CSS Grid: Two-Dimensional Layout

Grid tracks, fr units, areas, and when Grid beats Flexbox.

F

Frontend Interview Team

February 08, 2026

2 min read
CSS Grid: Two-Dimensional Layout

30‑second interview answer

CSS Grid is a two-dimensional layout system (rows and columns together). You define grid tracks with grid-template-columns/rows and place items with lines, spans, or named areas. Use Grid for page layouts and complex alignment; use Flexbox for one-dimensional components.


Grid mental model

  • You create a grid container: display: grid
  • Define columns/rows (tracks)
  • Place items

Example:

.container {
  display: grid;
  grid-template-columns: 240px 1fr;
  gap: 16px;
}

This is perfect for sidebar + content.


fr unit (interview favorite)

1fr means “one fraction of remaining space”.

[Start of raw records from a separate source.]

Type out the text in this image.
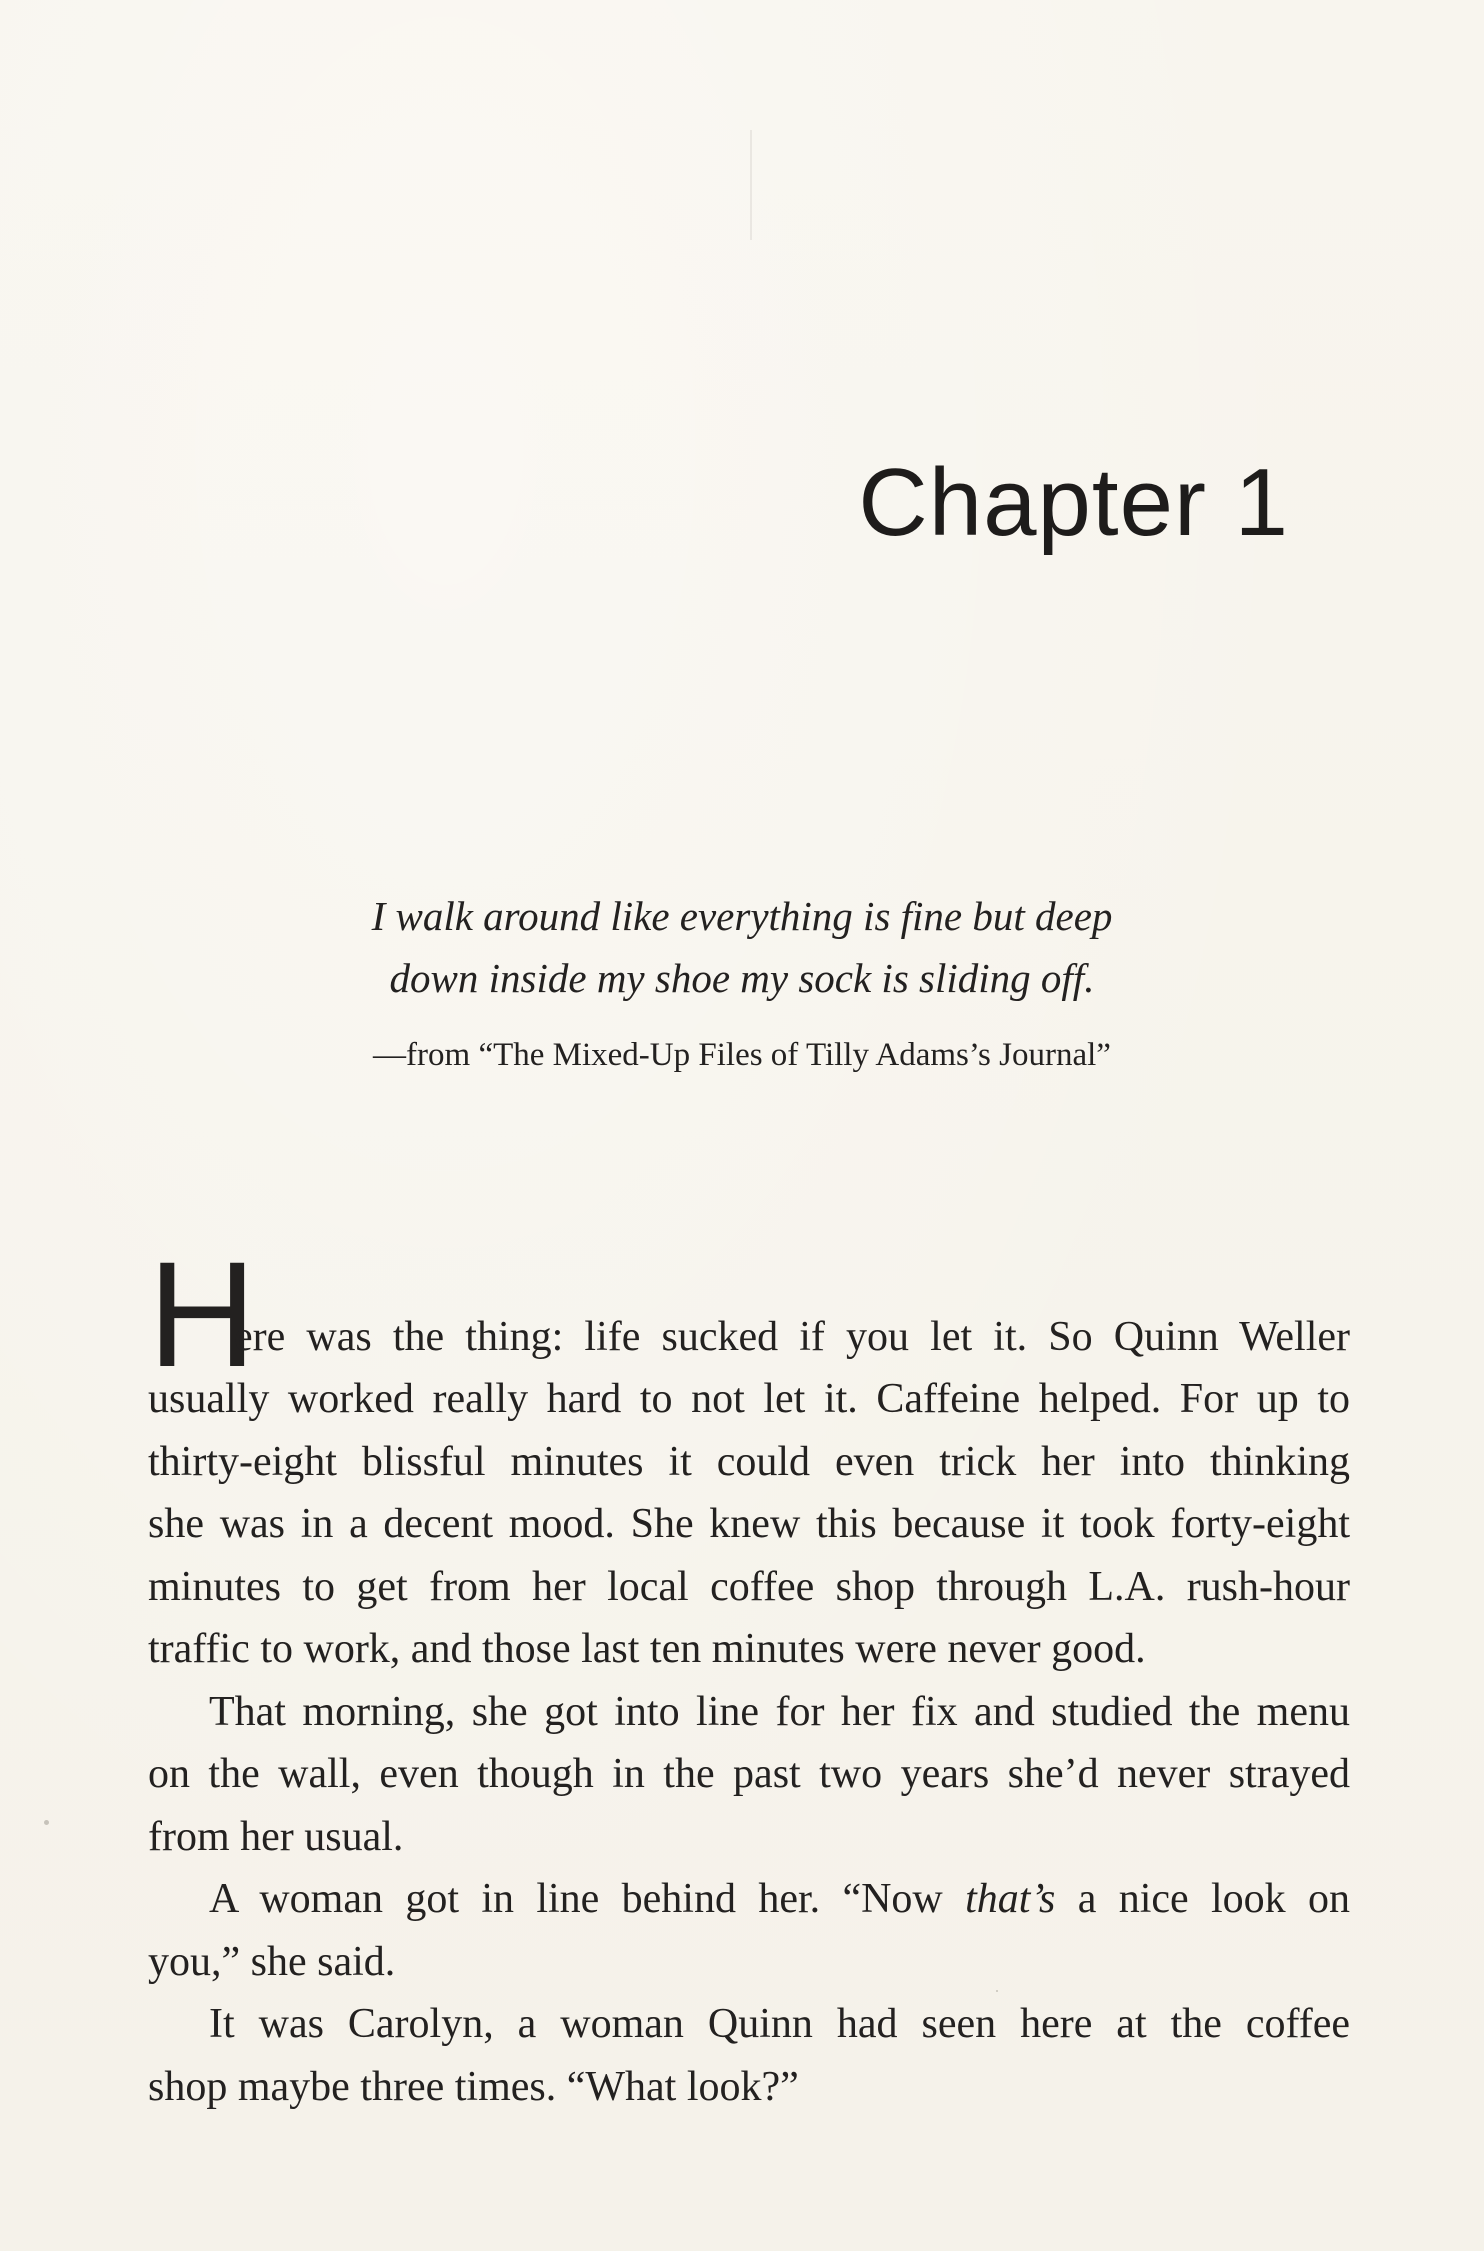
Chapter 1
I walk around like everything is fine but deep
down inside my shoe my sock is sliding off.
—from “The Mixed-Up Files of Tilly Adams’s Journal”
H
ere was the thing: life sucked if you let it. So Quinn Weller
usually worked really hard to not let it. Caffeine helped. For up to
thirty-eight blissful minutes it could even trick her into thinking
she was in a decent mood. She knew this because it took forty-eight
minutes to get from her local coffee shop through L.A. rush-hour
traffic to work, and those last ten minutes were never good.
That morning, she got into line for her fix and studied the menu
on the wall, even though in the past two years she’d never strayed
from her usual.
A woman got in line behind her. “Now that’s a nice look on
you,” she said.
It was Carolyn, a woman Quinn had seen here at the coffee
shop maybe three times. “What look?”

grid-template-columns: 1fr 2fr;

Second column gets double space.


grid-template-areas (super readable)

.container {
  display: grid;
  grid-template-columns: 1fr 300px;
  grid-template-areas:
    "header header"
    "main sidebar"
    "footer footer";
}
 
header { grid-area: header; }
main { grid-area: main; }
aside { grid-area: sidebar; }
footer { grid-area: footer; }

Centering (even easier)

.container {
  display: grid;
  place-items: center;
}

Flex vs Grid (how to answer)

  • Grid: 2D layout, page structure, aligned rows/cols
  • Flex: 1D layout, components, distribution and alignment

Common mistakes

  1. Trying to use Grid when Flex is simpler
  2. Over-nesting grids
  3. Not using gap

Mini Q&A

Q1: What is Grid good for?

  • 2D layouts, page-level structure.

Q2: What does 1fr mean?

  • a fraction of remaining space.

Q3: How to center in Grid?

  • place-items: center.

Summary checklist

  • I can define grid tracks.
  • I can explain fr units.
  • I can use grid areas.
  • I know when to choose Grid vs Flex.